In their appeal, the plaintiffs argued that the police department knew or should have known the officers were underreporting their off-duty BlackBerry work. The appeals court quoted the definition of “employ” from the FLSA as “to suffer or permit to work.” The appeals court also noted that this definition helped prevent employers from evading the law by issuing formal written policies limiting overtime but are then widely violated, or who might deliberately look the other way on overtime work their employees are doing. Employers cannot accept work without compensating employees for their work, even if the employer has rules against overtime work, the court noted. If an employer does not want to pay overtime, then management must exercise its control and see that the work is not performed, the court added.

According to the appeals court, the FLSA stops short of requiring the employer to pay for work that the employer “did not know about, and had no reason to know about.” The Seventh Circuit agreed with the trial court’s factual findings that the plaintiffs failed to show that the Chicago Police Department knew about or should have known that officers were not reporting time for off-duty BlackBerry work and affirmed the judgment in the department’s favor.

Citing other court cases, the appeals court provided guidance for employers in preventing employees from working off-the-clock and in dealing with claims of uncompensated work. The court stated that an employer can show that it exercised diligence to find out about uncompensated work “by establishing a reasonable process for an employee to report uncompensated work time.” This process could include a form for employees to record their time, like the “time due slips” in the case.

Employer lessons

It is important to remember that whatever process, policy or form that an employer chooses for time reporting will still not insulate the employer from paying for uncompensated work if the employer prevents or discourages employees from accurately recording and reporting their work time. In such a case, employees could show that the employer knew or should have known about off-duty uncompensated work.

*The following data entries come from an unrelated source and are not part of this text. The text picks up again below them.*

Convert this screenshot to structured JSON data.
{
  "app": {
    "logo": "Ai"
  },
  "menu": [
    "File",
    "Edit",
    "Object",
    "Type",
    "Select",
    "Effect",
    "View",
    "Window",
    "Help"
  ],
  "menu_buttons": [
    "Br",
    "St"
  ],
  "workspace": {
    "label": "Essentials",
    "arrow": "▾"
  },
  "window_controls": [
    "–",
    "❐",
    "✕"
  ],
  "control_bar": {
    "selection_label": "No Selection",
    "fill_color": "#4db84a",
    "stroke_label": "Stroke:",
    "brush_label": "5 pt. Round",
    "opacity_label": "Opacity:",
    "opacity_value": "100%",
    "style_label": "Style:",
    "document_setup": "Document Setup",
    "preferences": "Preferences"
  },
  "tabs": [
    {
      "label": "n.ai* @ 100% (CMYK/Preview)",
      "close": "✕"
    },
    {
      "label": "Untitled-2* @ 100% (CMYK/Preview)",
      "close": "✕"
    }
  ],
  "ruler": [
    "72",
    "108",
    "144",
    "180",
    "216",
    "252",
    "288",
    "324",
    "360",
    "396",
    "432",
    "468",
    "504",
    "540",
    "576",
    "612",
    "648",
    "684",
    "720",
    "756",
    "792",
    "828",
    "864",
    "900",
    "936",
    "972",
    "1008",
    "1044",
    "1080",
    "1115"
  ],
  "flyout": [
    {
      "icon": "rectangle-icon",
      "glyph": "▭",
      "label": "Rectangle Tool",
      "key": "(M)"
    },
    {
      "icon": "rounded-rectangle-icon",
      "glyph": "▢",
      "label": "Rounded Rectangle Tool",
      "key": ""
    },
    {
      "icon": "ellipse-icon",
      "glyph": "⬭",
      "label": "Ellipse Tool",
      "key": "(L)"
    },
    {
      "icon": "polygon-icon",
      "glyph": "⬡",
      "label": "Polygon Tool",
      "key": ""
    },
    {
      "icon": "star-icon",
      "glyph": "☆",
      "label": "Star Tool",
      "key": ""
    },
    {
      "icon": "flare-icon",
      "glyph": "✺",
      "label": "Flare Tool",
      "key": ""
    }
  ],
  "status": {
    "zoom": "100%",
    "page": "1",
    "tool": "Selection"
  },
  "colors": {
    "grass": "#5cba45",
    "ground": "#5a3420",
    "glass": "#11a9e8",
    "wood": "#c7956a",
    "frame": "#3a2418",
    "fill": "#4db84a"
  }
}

Upshot of this case: Employers should have a clear policy on work time and time reporting. The policy should include a statement that employees will be paid for all time worked. The policy also should contain clear limits on employees working off-the-clock, such overtime work must be authorized by a supervisor. Employers also should have time reporting procedures that permit employees to claim time if the employees work outside their regularly scheduled work hours. Finally, as part of broader training on wage and hour issues, employers should train supervisors that they must encourage, and not discourage, employees to report all time worked.

  • Allen v. City of Chicago, Case No. 16-1029 (7th Cir. 8/30/17)

DISCLAIMER: Because of the generality of this update, the information provided herein may not be applicable in all situations and should not be acted upon without specific legal advice based on particular situations.